Challenges, problems, and triumphs
-- from a manufacturer's perspective.
Responses to CLN's Code of Ethics...
... from chain store execs, vendors, and reps.
by CLN Subscribers (March 5, 2007)
(Note: The Feb. 19 issue of CLN included a proposed
code of ethics and an invitation to readers to suggest additions,
changes, deletions, and general comments. The code is still online
in the Business-Wise
section. What follows are comments from readers.)
Chains are essential.
You are ignoring that it is the big orders from chains that
allows manufacturers to do any product development or innovation at
all. Independents are so disjointed and unable to come to agreement
on anything, much less product. Companies are limiting their ability
to grow and will spend lots of product development for no return if
they don't do chain business. – Chain Store Exec
A big problem?
I will make this very simple: if we have to put in writing what
ethics are, then we have a BIG problem. Ethics/integrity should be
what we live and breath by every single day. If we need a piece of
paper to remind us what integrity is, it may be time for me to
I am sure that if I had not tried to practice my belief in ethics
everyday I would not have survived as long as I have in this
industry. Please don't get me wrong; I have made many, many
mistakes, but have really tried over the years to be fair. To be
honest it gets harder, because this is now big business and
everybody is getting pushed to their limits. Probably what drives
this issue. – Chain Store Exec
Too much power.
Mike this Code of Ethics is a GREAT idea. I like what you did
hear! As we both know the chains have so much power over
manufacturers I am not sure if they would want to be part of this.

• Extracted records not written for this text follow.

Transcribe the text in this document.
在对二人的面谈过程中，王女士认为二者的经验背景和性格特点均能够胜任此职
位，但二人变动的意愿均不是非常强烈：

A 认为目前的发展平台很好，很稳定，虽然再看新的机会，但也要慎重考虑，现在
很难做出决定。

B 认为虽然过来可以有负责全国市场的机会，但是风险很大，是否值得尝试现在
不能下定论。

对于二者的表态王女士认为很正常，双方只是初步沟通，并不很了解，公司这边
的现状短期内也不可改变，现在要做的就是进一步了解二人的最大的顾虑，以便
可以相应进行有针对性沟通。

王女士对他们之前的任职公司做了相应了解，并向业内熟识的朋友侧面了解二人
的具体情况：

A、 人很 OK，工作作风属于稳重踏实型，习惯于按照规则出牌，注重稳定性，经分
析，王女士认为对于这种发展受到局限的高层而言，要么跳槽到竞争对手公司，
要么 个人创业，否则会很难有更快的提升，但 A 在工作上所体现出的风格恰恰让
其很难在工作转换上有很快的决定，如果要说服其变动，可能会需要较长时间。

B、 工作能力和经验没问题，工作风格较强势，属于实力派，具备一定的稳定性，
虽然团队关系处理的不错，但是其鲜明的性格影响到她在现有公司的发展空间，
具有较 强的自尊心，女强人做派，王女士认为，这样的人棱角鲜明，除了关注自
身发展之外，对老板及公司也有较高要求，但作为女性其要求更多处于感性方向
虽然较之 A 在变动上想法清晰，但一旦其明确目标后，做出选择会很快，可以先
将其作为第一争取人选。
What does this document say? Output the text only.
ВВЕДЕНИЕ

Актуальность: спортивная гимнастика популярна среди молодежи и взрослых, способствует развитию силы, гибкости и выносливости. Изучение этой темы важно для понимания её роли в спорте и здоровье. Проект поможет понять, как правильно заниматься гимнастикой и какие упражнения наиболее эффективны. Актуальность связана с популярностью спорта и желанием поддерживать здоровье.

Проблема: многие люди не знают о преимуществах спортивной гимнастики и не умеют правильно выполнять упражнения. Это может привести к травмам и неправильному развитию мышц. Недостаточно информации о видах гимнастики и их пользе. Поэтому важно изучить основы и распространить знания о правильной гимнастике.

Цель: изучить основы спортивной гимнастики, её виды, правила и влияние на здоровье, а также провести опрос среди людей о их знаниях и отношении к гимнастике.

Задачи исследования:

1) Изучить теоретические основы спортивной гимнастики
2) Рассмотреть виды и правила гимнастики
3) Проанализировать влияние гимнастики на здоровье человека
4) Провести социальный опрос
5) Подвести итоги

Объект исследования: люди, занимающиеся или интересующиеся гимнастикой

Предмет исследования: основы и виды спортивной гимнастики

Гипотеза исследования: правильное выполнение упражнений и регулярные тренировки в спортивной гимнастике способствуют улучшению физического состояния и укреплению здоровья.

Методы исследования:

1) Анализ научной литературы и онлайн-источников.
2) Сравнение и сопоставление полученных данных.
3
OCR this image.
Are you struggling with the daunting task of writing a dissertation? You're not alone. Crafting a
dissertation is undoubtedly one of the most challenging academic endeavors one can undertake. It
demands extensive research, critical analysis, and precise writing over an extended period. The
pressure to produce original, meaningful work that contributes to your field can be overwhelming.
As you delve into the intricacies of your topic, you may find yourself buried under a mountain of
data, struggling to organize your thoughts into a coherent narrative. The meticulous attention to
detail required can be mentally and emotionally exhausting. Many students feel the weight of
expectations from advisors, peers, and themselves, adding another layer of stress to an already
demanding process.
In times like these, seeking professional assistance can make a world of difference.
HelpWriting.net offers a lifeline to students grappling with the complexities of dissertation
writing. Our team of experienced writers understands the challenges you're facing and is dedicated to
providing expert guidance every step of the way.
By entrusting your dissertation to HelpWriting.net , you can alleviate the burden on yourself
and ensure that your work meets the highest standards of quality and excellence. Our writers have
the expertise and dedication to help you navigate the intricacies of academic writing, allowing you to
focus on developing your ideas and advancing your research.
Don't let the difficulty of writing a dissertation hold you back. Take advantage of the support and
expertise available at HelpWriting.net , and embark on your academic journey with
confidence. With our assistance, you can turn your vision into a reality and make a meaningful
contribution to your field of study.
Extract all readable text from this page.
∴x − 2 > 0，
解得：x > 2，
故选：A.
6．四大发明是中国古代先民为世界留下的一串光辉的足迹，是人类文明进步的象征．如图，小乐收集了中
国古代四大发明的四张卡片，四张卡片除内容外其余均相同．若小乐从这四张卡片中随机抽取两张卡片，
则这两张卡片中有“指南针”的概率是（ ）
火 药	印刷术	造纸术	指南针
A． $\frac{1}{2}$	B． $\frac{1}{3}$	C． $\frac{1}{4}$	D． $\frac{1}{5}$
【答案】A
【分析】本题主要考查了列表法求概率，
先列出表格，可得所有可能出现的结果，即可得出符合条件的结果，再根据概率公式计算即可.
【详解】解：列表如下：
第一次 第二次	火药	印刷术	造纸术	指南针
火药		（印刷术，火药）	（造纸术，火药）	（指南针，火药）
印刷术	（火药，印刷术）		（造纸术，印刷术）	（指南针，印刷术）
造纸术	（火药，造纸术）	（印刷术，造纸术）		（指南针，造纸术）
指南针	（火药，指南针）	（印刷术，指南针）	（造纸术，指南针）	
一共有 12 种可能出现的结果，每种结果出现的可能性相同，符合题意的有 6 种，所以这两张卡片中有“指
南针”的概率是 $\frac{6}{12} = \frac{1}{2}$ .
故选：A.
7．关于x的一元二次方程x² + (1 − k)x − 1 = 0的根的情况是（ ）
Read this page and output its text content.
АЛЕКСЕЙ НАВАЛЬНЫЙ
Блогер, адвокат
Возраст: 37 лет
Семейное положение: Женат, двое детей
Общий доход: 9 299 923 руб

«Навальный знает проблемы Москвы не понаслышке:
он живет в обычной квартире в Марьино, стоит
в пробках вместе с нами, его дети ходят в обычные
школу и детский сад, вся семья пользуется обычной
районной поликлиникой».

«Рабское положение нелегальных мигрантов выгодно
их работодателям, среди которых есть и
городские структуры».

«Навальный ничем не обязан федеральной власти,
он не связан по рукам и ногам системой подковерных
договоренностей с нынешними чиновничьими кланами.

What do they gain from it? I hope I am wrong with this first
thought. My largest fear these days is how most of these chains are
just going to China and knocking everyone off. – Manufacturer
Loyalty is gone.
Manufacturers will jump on this in a positive way. I believe the
small shop/retail chain will also look at this positively. Large
chains will not go for this. However, this is not a legal document,
so maybe they would "sign" just to look good to all of us.
I see many heading to China to cut all of us out. With these chains
being bought, it is all about margin and $$ these days. Loyalty is
These chains have "trained" the consumer with the
40-50% coupon. How do the mom and pops go against that? – Sales
Needs some consequences.
I applauded you for trying. Left to their own decision, almost
everyone would follow the guidelines all the time as decent human
beings. I hate to be cynical, however, having been in a few issues
over the years and understanding first hand the costs involved.
I think the majority of people that would follow this code as a
normal course of doing business; the slime that does not, even if
they agreed to do so, would not unless the agreement has some
penalty or consequences to it.
But even a small change is an improvement. – Manufacturer
If only one changed....
I think the concept is great. I'm not sure how you make
compliance happen for the ones that would need it the most; however,
if it only changed one person or company, it would be a big step
forward. – Consultant
Make the guilty conspicuous.
I LOVE IT! It's a fantastic idea. It may turn out to be like
seatbelt laws – violations w/no penalty, but I think setting it
all out there will be beneficial. Some of these practices
proliferate simply because no one's ever been called on it before.
Go for it! At least it will make the guilty parties conspicuous. –
Thanks for "going where no one has gone before," Mike!
The industry needs this. – Sales Rep
Pay as promised.
Retailers, if the manufacturer ships what they promised when they
promised, please follow through and pay as you promised. Don't force
them to make numerous calls asking for payment. And, after those
calls, if you say you are sending a check, send the check. Don't use
the "my dog ate the check" excuse. ("It must have
gotten lost in the mail" sounds just as ridiculous.) – Manufacturer
Lack of integrity.
I think the idea of a code of ethics is something that this
industry desperately needs. When we first launched products into
papercrafts, we were disappointed by the lack of integrity that
scrapbook and papercraft retailers, manufacturers, and designers
We have been in the industry in another category for over 20
years and have always been impressed with the integrity of our customers, partners,
and competitors; rarely have we had ideas stolen as we
have in the papercraft market.
It would be great to try and make the code of ethics part of the
CHA membership. A few suggestions:
For retailers: Regarding not copying project sheets or magazines
– please include books. Also, if the retailer plans to teach from
a book, magazine, etc., they should include it as part of the course
outline and require the purchase as part of the class price.
For manufacturers: Do not partner with other manufacturers and
then send their product to be reverse engineered and manufactured
for you, cutting the other manufacturer out of the picture.
For retailers and manufacturers: Do not steal or borrow from
trade show booths – EVER! – Manufacturer
It's simple, really.
BOTTOM LINE: Do unto others as you would have them do unto you.